Fourth round BBC Leatherhead v Leicester City, Plymouth Argyle v Everton, Middlesbrough v Sunderland, Arsenal v Coventry (Midweek replay), Wimbledon v Leeds United (Monday night replay) ITV Ipswich Town v Liverpool (Anglia & Granada), West Ham United v Swindon Town (LWT & HTV), Coventry City v Arsenal (ATV), Leeds United v Wimbledon (Yorkshire).

Fifth round BBC Peterborough United v Middlesbrough, Arsenal v Leicester City, Mansfield Town v Carlisle United ITV West Ham United v Queens Park Rangers (LWT), Everton v Fulham (Granada), Ipswich Town v Aston Villa (Anglia), Birmingham City v Walsall (ATV), Derby County v Leeds United (Midweek All regions), Leicester City v Arsenal (Midweek 2nd replay All regions).

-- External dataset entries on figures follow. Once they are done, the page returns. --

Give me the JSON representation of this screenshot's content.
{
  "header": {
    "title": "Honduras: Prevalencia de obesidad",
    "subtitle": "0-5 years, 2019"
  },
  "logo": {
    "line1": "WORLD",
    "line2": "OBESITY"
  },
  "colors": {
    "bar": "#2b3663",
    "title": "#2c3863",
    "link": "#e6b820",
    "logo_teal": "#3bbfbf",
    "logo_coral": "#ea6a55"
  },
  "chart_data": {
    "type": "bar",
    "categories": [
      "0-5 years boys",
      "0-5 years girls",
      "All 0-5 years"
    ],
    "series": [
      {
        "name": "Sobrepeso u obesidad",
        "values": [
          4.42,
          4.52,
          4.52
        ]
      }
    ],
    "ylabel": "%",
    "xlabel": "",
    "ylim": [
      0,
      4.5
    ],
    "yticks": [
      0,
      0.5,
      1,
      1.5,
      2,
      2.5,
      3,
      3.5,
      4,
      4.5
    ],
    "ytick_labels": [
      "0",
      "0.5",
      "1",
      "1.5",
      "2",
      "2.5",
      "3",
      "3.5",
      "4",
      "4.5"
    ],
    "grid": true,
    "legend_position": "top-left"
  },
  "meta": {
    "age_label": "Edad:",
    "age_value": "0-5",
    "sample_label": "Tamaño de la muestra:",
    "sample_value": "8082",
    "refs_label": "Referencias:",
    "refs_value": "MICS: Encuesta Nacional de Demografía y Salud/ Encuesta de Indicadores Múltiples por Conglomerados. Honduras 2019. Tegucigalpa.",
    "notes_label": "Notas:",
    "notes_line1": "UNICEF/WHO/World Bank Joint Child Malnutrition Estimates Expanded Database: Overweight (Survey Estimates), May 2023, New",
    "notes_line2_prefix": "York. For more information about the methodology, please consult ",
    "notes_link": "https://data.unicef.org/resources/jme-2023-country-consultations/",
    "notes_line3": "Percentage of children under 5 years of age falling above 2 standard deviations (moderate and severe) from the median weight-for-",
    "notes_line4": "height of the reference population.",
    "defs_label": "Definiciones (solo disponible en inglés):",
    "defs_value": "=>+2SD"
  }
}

Sixth round BBC Arsenal v West Ham United, Birmingham City v Middlesbrough ITV Carlisle United v Fulham (Granada, LWT & Tyne-Tees), Ipswich Town v Leeds United (Anglia & Yorkshire), Leeds United v Ipswich Town (Midweek 2nd replay All regions)

Semi-Finals BBC Ipswich Town v West Ham United ITV Birmingham City v Fulham (All regions). (Neither BBC or ITV covered the replays. The goals were only shown as clips for TV news reports.)

Final Fulham v West Ham United shown live on both BBC and ITV.

==Notes==
A. : Match played at Victoria Ground, Stoke-on-Trent.
B. : Match played at Filbert Street, Leicester.
C. : Match played at Selhurst Park, London.
D. : Match played at The Hawthorns, West Bromwich.
E. : Match played at Old Trafford, Manchester.
F. : Match played at Elland Road, Leeds.
G. : Match played at London Road, Peterborough.